A DIY guide to home repairs, including taking basic home repair notes, correcting crooked floors, cocked door jambs, creating right angles in a house, correcting foundations and foundation diagrams.


| July/August 1987



106-066-01

Begin your investigation outside. Look for cracks in foundation blocks and joints, misaligned ridge and eave lines and obvious things like out-of-whack siding, doorframes and window trim.


PHOTO: HARALD SUND/THE IMAGE BANK

Setting things straight from the ground up, a DIY guide to home repairs. 

Guide to DIY Home Repairs

Don't get me wrong ... crooked floors and cocked door jambs can be charming as all get-out in a home that's seen enough seasons to settle down gracefully. But when you're remodeling a ranch house that's hardly 10 years old—as I'm doing right now—sagging sills and drooping floor joists lose their appeal the first time you try to find a square corner.

Human errors and a host of other unforeseen problems can take their toll on the integrity of any structure. If yours happens to be one of them, I'll share a few things I've learned about putting a house on the level without spending a fortune on home repairs. (See the home repair diagrams in the image gallery.)

Take Stock and Take Notes

The most important part of the repair job doesn't require that you fix anything; it does demand that you make an honest examination of the problem areas. I knew something was wrong because my floor dipped and the bathroom door wouldn't close correctly. In your case, it may be buckled baseboard trim, cracked wall joints or a cocked window casement that gives you the first clue.

In any event, begin your investigation outside. Look for cracks in foundation blocks and joints, misaligned ridge and eave lines and obvious things like out-of-whack siding, doorframes and window trim. Then go inside and, using a long framer's level, check the slant of the floors, doorframes and ceilings in the areas that concern you. Be sure to take notes you can refer to later.

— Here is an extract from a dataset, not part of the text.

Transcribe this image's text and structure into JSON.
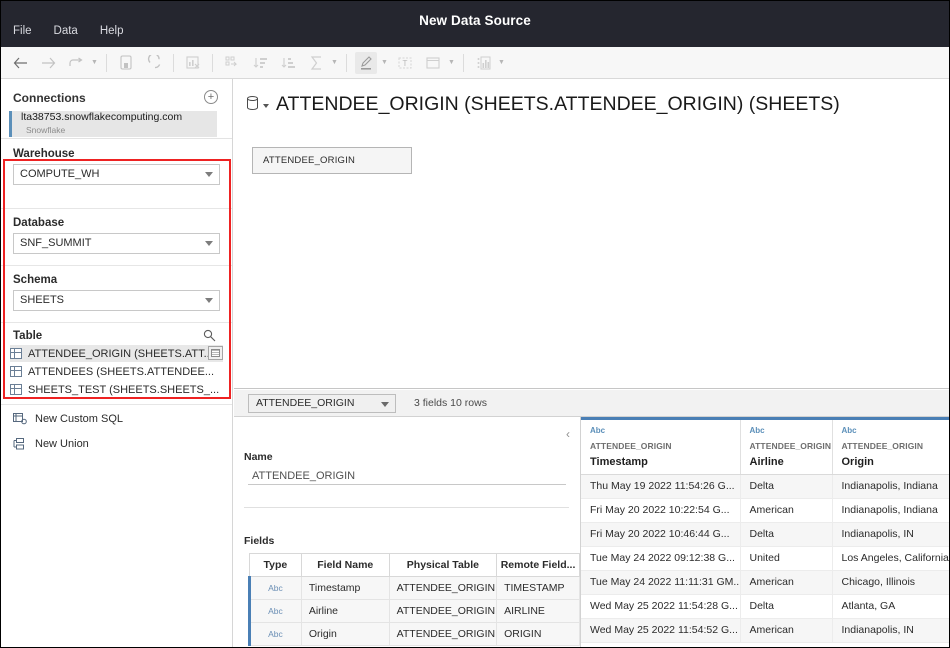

Armed with the information you've gathered, you can proceed to the basement or crawlspace to get to the root of the problem. Understand that every part of the structure, including the second-story walls and the roof, is supported in some way by a foundation member and its footing. Hence, if part of the foundation fails, it will affect that portion of floor and wall resting directly upon it as well as the studs, plates and rafters that depend on the wall for support. First examine the perimeter foundation and the wooden sill plates. If you're working in a crawlspace, have plenty of light available and clear the area of any debris that's gathered there. Your goal is to find how level the sills are, and that can be determined inexpensively with a ball of nylon twine, a tape measure and a handful of 8-penny nails.